◆上木崎 春日神社 (かみきざき かすがじんじゃ)

鎮座地

南丹市園部町上木崎町宮ノ口29

電 話

0771-62-0535(宮司宅)

交 通

JR園部駅より徒歩30分、または京都交通バス園部駅より徒歩15分

【御祭神】武甕槌命、経津主命、天児屋根命、比売神
【由 緒】 創祀年代は詳らかではないが、元亀4年(1573)9月の記録があるのでその頃には祀られていたと思われる。戦国時代、兵火により焼失するが天正年間(1573~92)に再興されたと伝えられる。近くにある城崎神社の分霊をまつったと伝え聞く。一名「谷の宮」といい、宮寺に谷の坊がある。延宝8年(1680)、園部藩主小出英法(英利)が石鳥居を奉献。
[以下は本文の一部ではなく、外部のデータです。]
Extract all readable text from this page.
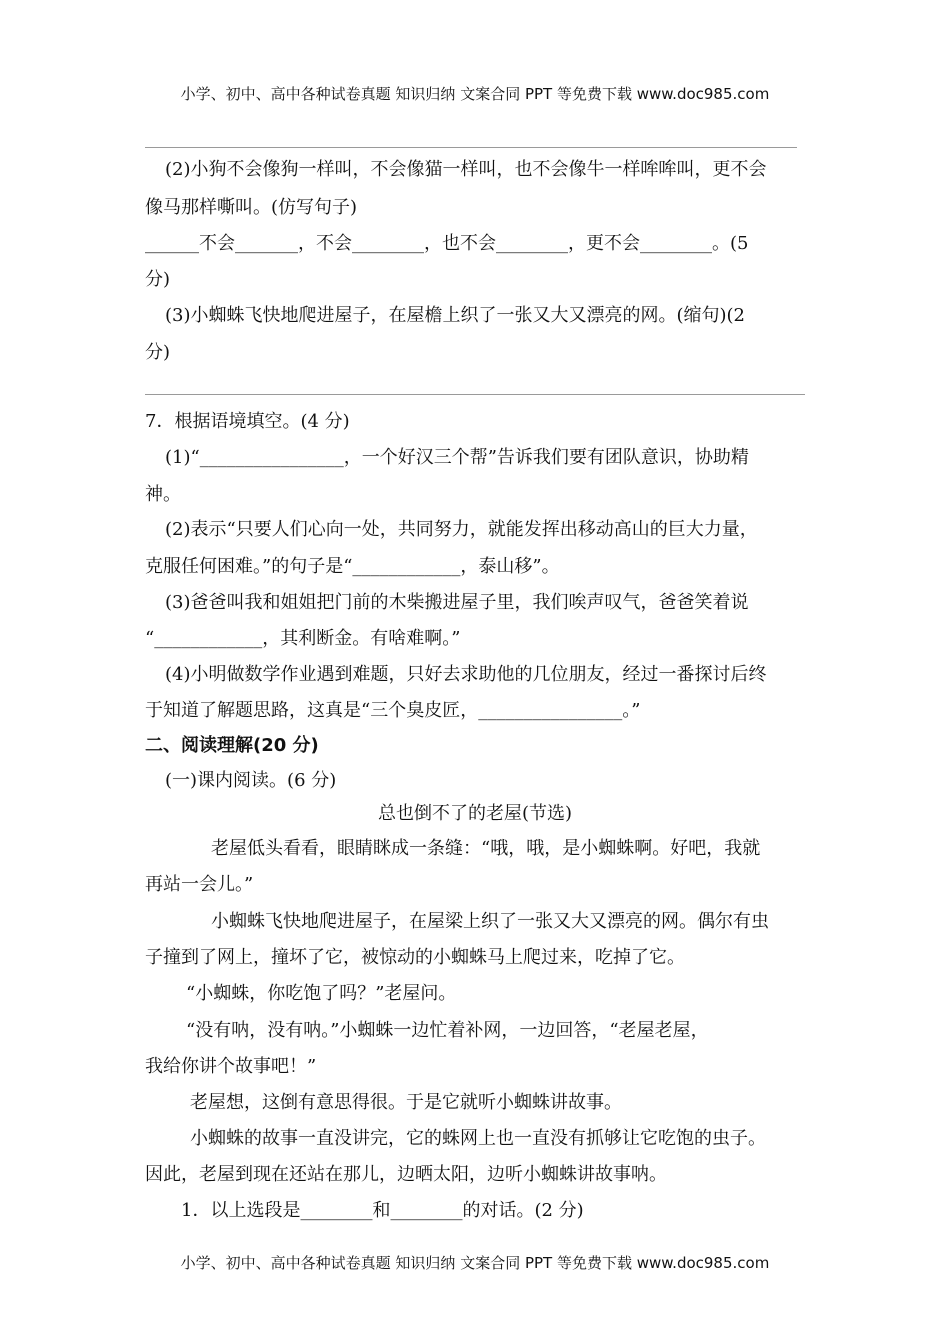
小学、初中、高中各种试卷真题 知识归纳 文案合同 PPT 等免费下载 www.doc985.com
(2)小狗不会像狗一样叫，不会像猫一样叫，也不会像牛一样哞哞叫，更不会
像马那样嘶叫。(仿写句子)
______不会_______，不会________，也不会________，更不会________。(5
分)
(3)小蜘蛛飞快地爬进屋子，在屋檐上织了一张又大又漂亮的网。(缩句)(2
分)
7．根据语境填空。(4 分)
(1)“________________，一个好汉三个帮”告诉我们要有团队意识，协助精
神。
(2)表示“只要人们心向一处，共同努力，就能发挥出移动高山的巨大力量，
克服任何困难。”的句子是“____________，泰山移”。
(3)爸爸叫我和姐姐把门前的木柴搬进屋子里，我们唉声叹气，爸爸笑着说
“____________，其利断金。有啥难啊。”
(4)小明做数学作业遇到难题，只好去求助他的几位朋友，经过一番探讨后终
于知道了解题思路，这真是“三个臭皮匠，________________。”
二、阅读理解(20 分)
(一)课内阅读。(6 分)
总也倒不了的老屋(节选)
老屋低头看看，眼睛眯成一条缝：“哦，哦，是小蜘蛛啊。好吧，我就
再站一会儿。”
小蜘蛛飞快地爬进屋子，在屋梁上织了一张又大又漂亮的网。偶尔有虫
子撞到了网上，撞坏了它，被惊动的小蜘蛛马上爬过来，吃掉了它。
“小蜘蛛，你吃饱了吗？”老屋问。
“没有呐，没有呐。”小蜘蛛一边忙着补网，一边回答，“老屋老屋，
我给你讲个故事吧！”
老屋想，这倒有意思得很。于是它就听小蜘蛛讲故事。
小蜘蛛的故事一直没讲完，它的蛛网上也一直没有抓够让它吃饱的虫子。
因此，老屋到现在还站在那儿，边晒太阳，边听小蜘蛛讲故事呐。
1．以上选段是________和________的对话。(2 分)
小学、初中、高中各种试卷真题 知识归纳 文案合同 PPT 等免费下载 www.doc985.com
宝暦・明和年間にそれまでの本殿を豪壮雄大にして、細部の彫刻に至るまで巧みに美しく再建したと見られる。祭神が春日の神になったのは、城崎神が春日神に変わったことによるものと思われ、城崎神社と何らかのつながりがあったらしい。
 当社には神仏習合の名残りとして、九月十五日に「放生祭」という祭事がある。もとは放生会と称したと思われるが、古記録など残っておらず、口伝によれば江戸時代頃、明治維新の前までは盛大に行われていたようで、本殿の後方、2、3メートルの高台に神池という池があり、そこに鯉を主として、川魚や亀、ときには付近に鶏などを放したようである。
 これが跡絶えたのは、明治政府による神仏分離令の発布が契機になったと思われる。
 昭和の初め頃は小規模ながらも行われており、昭和50年頃数年間は、祭に併せて鯉を1匹だけ池に放していたようであるが、現在は当日本殿での祭典のみとなっている。